Super-BMS$_{3}$ invariant boundary theory from three-dimensional flat supergravity

TL;DR

The paper constructs a 2D super-BMS3 invariant theory dual to 3D asymptotically flat N=1 supergravity via three equivalent formulations: a constrained chiral WZW model based on the super-Poincaré algebra, a gauged chiral WZW model, and a reduced supersymmetric flat Liouville-like theory. It shows how solving boundary constraints yields a boundary chiral WZW action with explicit currents that realize an affine super-Poincaré algebra, and how a modified Sugawara construction produces the centrally extended super-BMS3 algebra after imposing first-class constraints.
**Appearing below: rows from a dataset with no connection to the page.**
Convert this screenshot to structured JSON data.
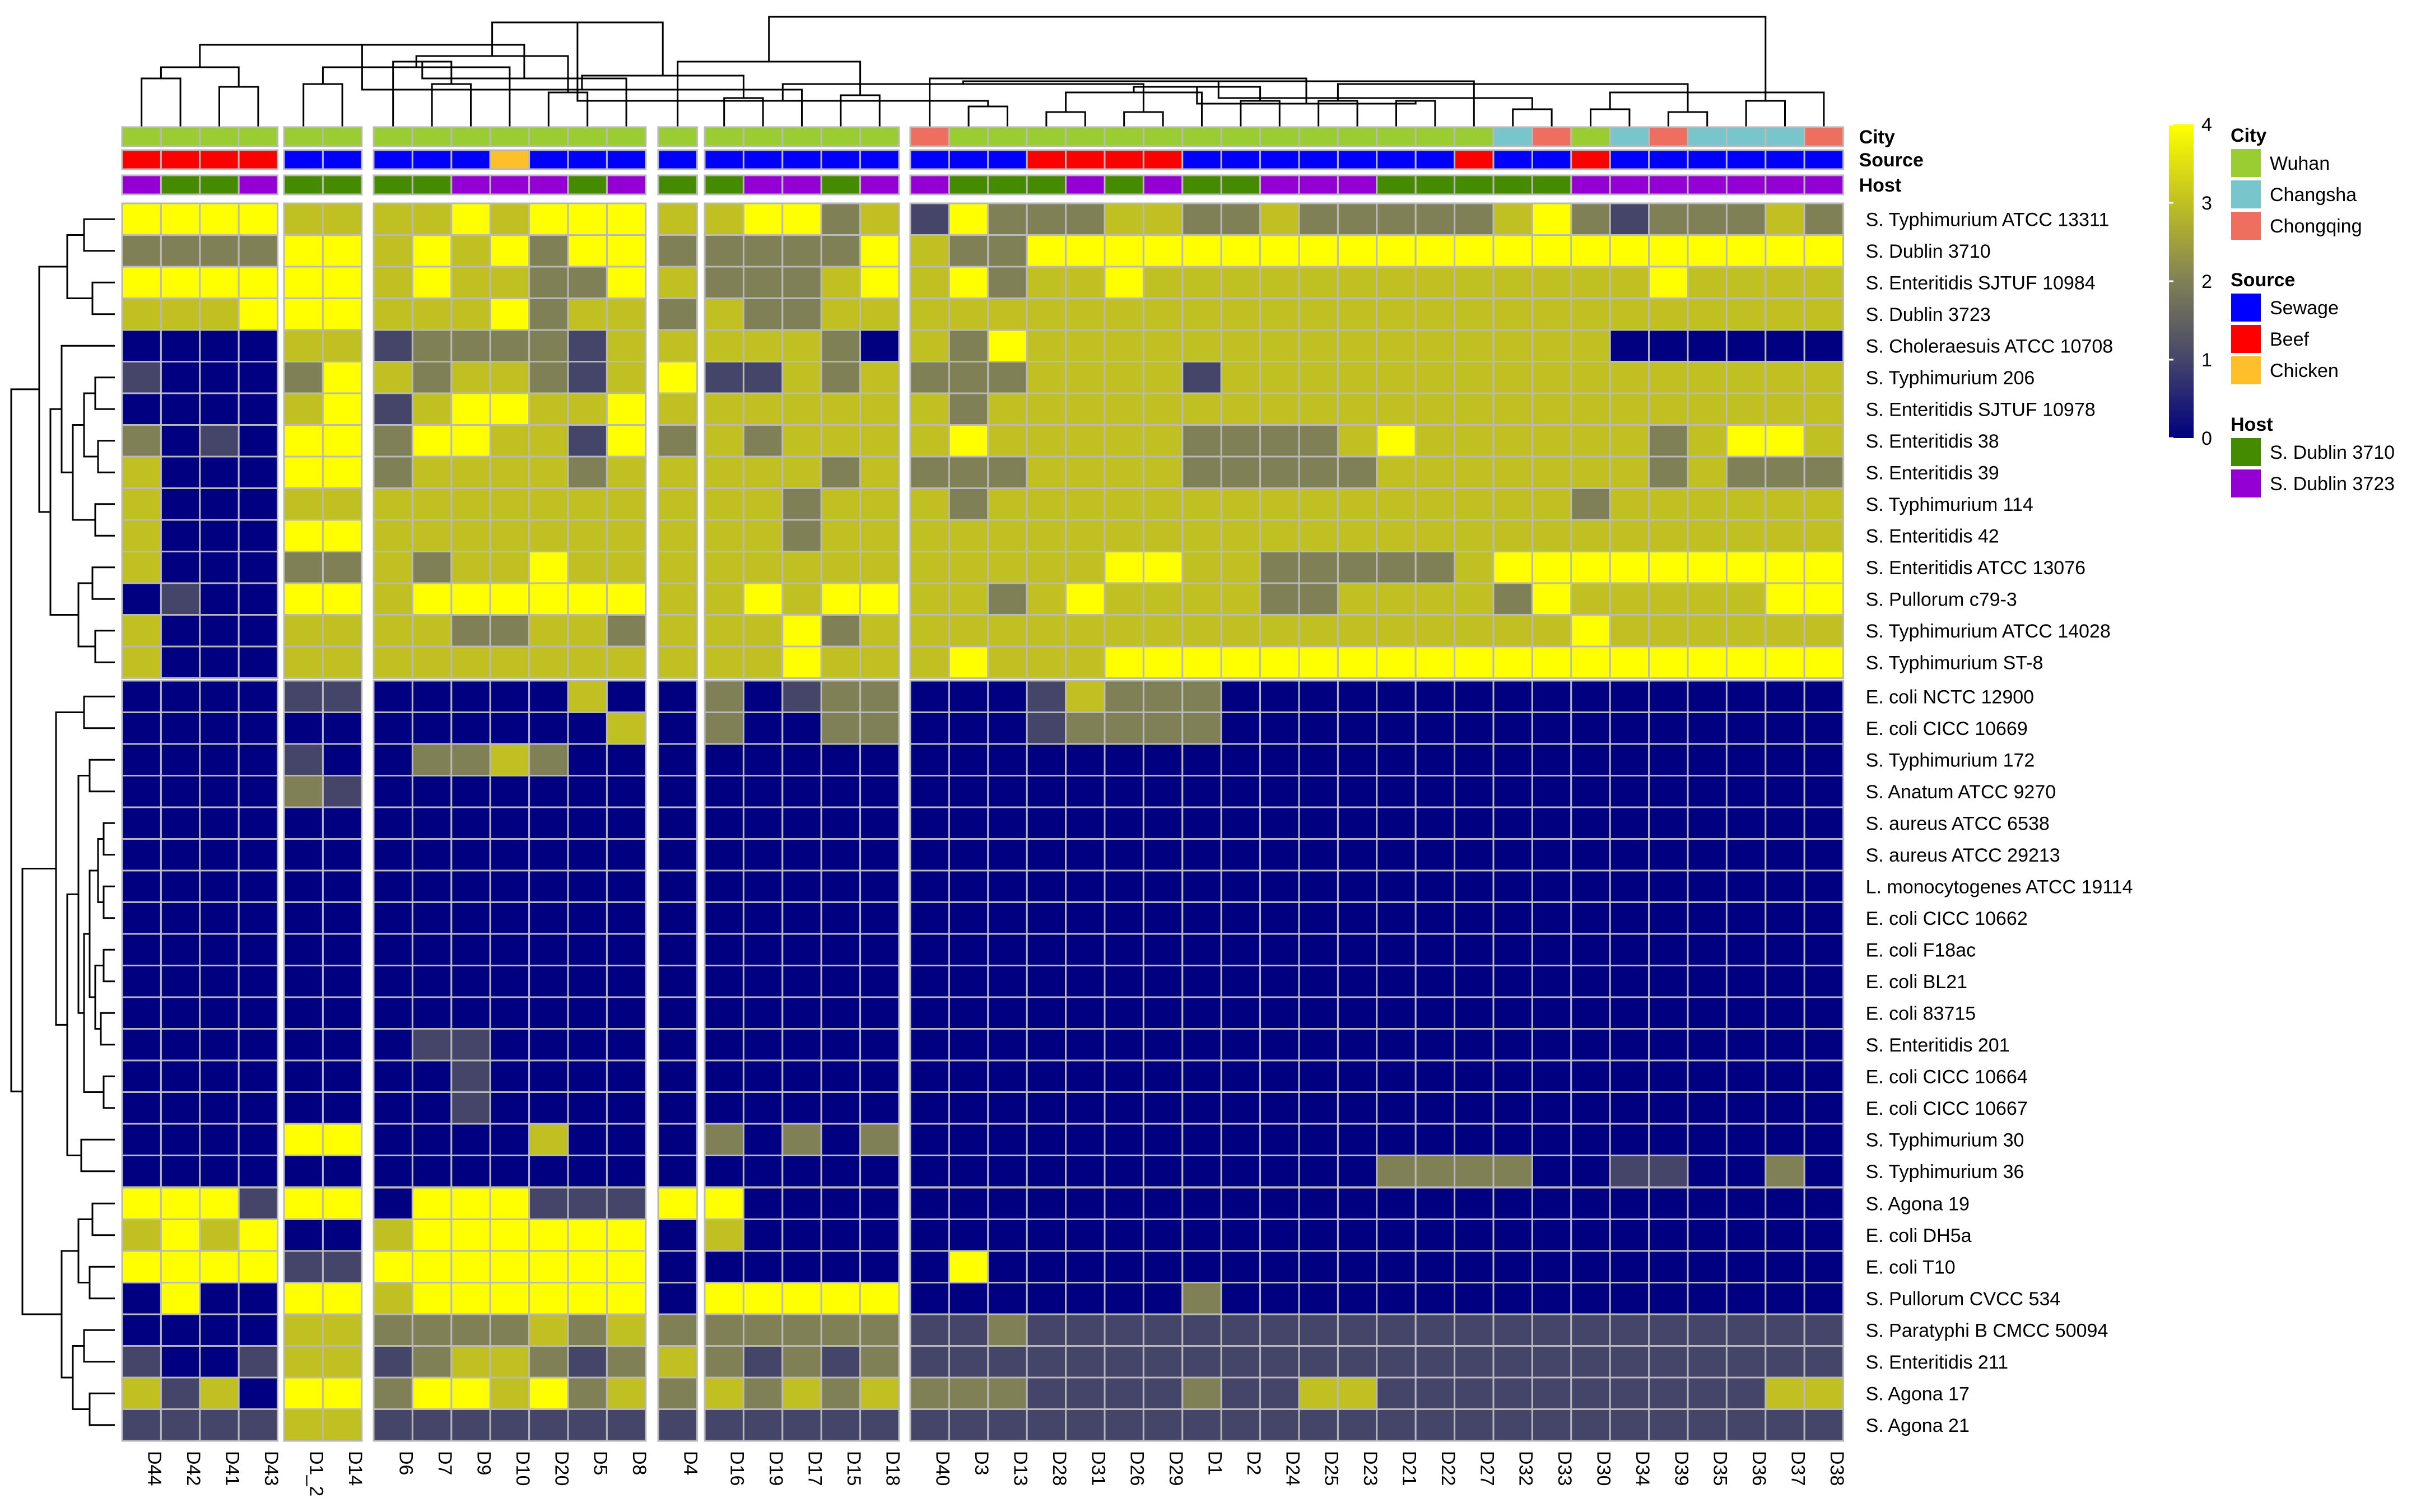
{
  "chart_data": {
    "type": "heatmap",
    "title": "",
    "value_range": [
      0,
      4
    ],
    "columns": [
      "D44",
      "D42",
      "D41",
      "D43",
      "D1_2",
      "D14",
      "D6",
      "D7",
      "D9",
      "D10",
      "D20",
      "D5",
      "D8",
      "D4",
      "D16",
      "D19",
      "D17",
      "D15",
      "D18",
      "D40",
      "D3",
      "D13",
      "D28",
      "D31",
      "D26",
      "D29",
      "D1",
      "D2",
      "D24",
      "D25",
      "D23",
      "D21",
      "D22",
      "D27",
      "D32",
      "D33",
      "D30",
      "D34",
      "D39",
      "D35",
      "D36",
      "D37",
      "D38"
    ],
    "column_groups": [
      4,
      2,
      7,
      1,
      5,
      24
    ],
    "rows": [
      "S. Typhimurium ATCC 13311",
      "S. Dublin 3710",
      "S. Enteritidis SJTUF 10984",
      "S. Dublin 3723",
      "S. Choleraesuis ATCC 10708",
      "S. Typhimurium 206",
      "S. Enteritidis SJTUF 10978",
      "S. Enteritidis 38",
      "S. Enteritidis 39",
      "S. Typhimurium 114",
      "S. Enteritidis 42",
      "S. Enteritidis ATCC 13076",
      "S. Pullorum c79-3",
      "S. Typhimurium ATCC 14028",
      "S. Typhimurium ST-8",
      "E. coli NCTC 12900",
      "E. coli CICC 10669",
      "S. Typhimurium 172",
      "S. Anatum ATCC 9270",
      "S. aureus ATCC 6538",
      "S. aureus ATCC 29213",
      "L. monocytogenes ATCC 19114",
      "E. coli CICC 10662",
      "E. coli F18ac",
      "E. coli BL21",
      "E. coli 83715",
      "S. Enteritidis 201",
      "E. coli CICC 10664",
      "E. coli CICC 10667",
      "S. Typhimurium 30",
      "S. Typhimurium 36",
      "S. Agona 19",
      "E. coli DH5a",
      "E. coli T10",
      "S. Pullorum CVCC 534",
      "S. Paratyphi B CMCC 50094",
      "S. Enteritidis 211",
      "S. Agona 17",
      "S. Agona 21"
    ],
    "row_groups": [
      15,
      16,
      8
    ],
    "values": [
      "4444333343444334423142223322322222342122232",
      "2222443434244222224322444444444444444444444",
      "4444443433224322234342334333333333333343333",
      "3334443334233232233333333333333333333333333",
      "0000331222213333320324333333333333333000000",
      "1000243233213411323222333313333333333333333",
      "0000341344334333333323333333333333333333333",
      "2010442443314232333343333322223433333323443",
      "3000442333323333323222333322222333333323222",
      "3000333333333333233323333333333333332333333",
      "3000443333333333233333333333333333333333333",
      "3000223233433333333333334433222223444444444",
      "0100443444444334344332343333223333243333344",
      "3000333322332333423333333333333333334333333",
      "3000333333333333433343334444444444444444444",
      "0000110000030020122000132220000000000000000",
      "0000000000003020022000122220000000000000000",
      "0000100223200000000000000000000000000000000",
      "0000210000000000000000000000000000000000000",
      "0000000000000000000000000000000000000000000",
      "0000000000000000000000000000000000000000000",
      "0000000000000000000000000000000000000000000",
      "0000000000000000000000000000000000000000000",
      "0000000000000000000000000000000000000000000",
      "0000000000000000000000000000000000000000000",
      "0000000000000000000000000000000000000000000",
      "0000000110000000000000000000000000000000000",
      "0000000010000000000000000000000000000000000",
      "0000000010000000000000000000000000000000000",
      "0000440000300020202000000000000000000000000",
      "0000000000000000000000000000000222200110020",
      "4441440444111440000000000000000000000000000",
      "3434003444444030000000000000000000000000000",
      "4444114444444000000040000000000000000000000",
      "0400443444444044444000000020000000000000000",
      "0000332222323222222112111111111111111111111",
      "1001331233212321212111111111111111111111111",
      "3130442443423232323222111121133111111111133",
      "1111331111111111111111111111111111111111111"
    ],
    "colorbar": {
      "ticks": [
        "0",
        "1",
        "2",
        "3",
        "4"
      ],
      "colors": [
        "#000080",
        "#45456a",
        "#808057",
        "#c0c022",
        "#ffff00"
      ]
    },
    "annotations": [
      {
        "name": "City",
        "levels": [
          {
            "label": "Wuhan",
            "color": "#9acd32"
          },
          {
            "label": "Changsha",
            "color": "#79c5cc"
          },
          {
            "label": "Chongqing",
            "color": "#ee6f5d"
          }
        ],
        "values": [
          0,
          0,
          0,
          0,
          0,
          0,
          0,
          0,
          0,
          0,
          0,
          0,
          0,
          0,
          0,
          0,
          0,
          0,
          0,
          2,
          0,
          0,
          0,
          0,
          0,
          0,
          0,
          0,
          0,
          0,
          0,
          0,
          0,
          0,
          1,
          2,
          0,
          1,
          2,
          1,
          1,
          1,
          2
        ]
      },
      {
        "name": "Source",
        "levels": [
          {
            "label": "Sewage",
            "color": "#0000ff"
          },
          {
            "label": "Beef",
            "color": "#ff0000"
          },
          {
            "label": "Chicken",
            "color": "#ffbf2a"
          }
        ],
        "values": [
          1,
          1,
          1,
          1,
          0,
          0,
          0,
          0,
          0,
          2,
          0,
          0,
          0,
          0,
          0,
          0,
          0,
          0,
          0,
          0,
          0,
          0,
          1,
          1,
          1,
          1,
          0,
          0,
          0,
          0,
          0,
          0,
          0,
          1,
          0,
          0,
          1,
          0,
          0,
          0,
          0,
          0,
          0
        ]
      },
      {
        "name": "Host",
        "levels": [
          {
            "label": "S. Dublin 3710",
            "color": "#458b00"
          },
          {
            "label": "S. Dublin 3723",
            "color": "#9400d3"
          }
        ],
        "values": [
          1,
          0,
          0,
          1,
          0,
          0,
          0,
          0,
          1,
          1,
          1,
          0,
          1,
          0,
          0,
          1,
          1,
          0,
          1,
          1,
          0,
          0,
          0,
          1,
          0,
          1,
          0,
          0,
          1,
          1,
          1,
          0,
          0,
          0,
          0,
          0,
          1,
          1,
          1,
          1,
          1,
          1,
          1
        ]
      }
    ]
  }
}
The work identifies the central charges c1 = 3μ/G and c2 = 3/G and provides consistent reductions to a supersymmetric flat Liouville theory, maintaining super-BMS3 invariance throughout. An equivalent gauged-WZW description is also developed, linking the constrained and reduced pictures and illustrating the role of boundary conditions in shaping the 2D dual theory.

Abstract

The two-dimensional super-BMS$_{3}$ invariant theory dual to three-dimensional asymptotically flat $\mathcal{N}=1$ supergravity is constructed. It is described by a constrained or gauged chiral Wess-Zumino-Witten action based on the super-Poincaré algebra in the Hamiltonian, respectively the Lagrangian formulation, whose reduced phase space description corresponds to a supersymmetric extension of flat Liouville theory.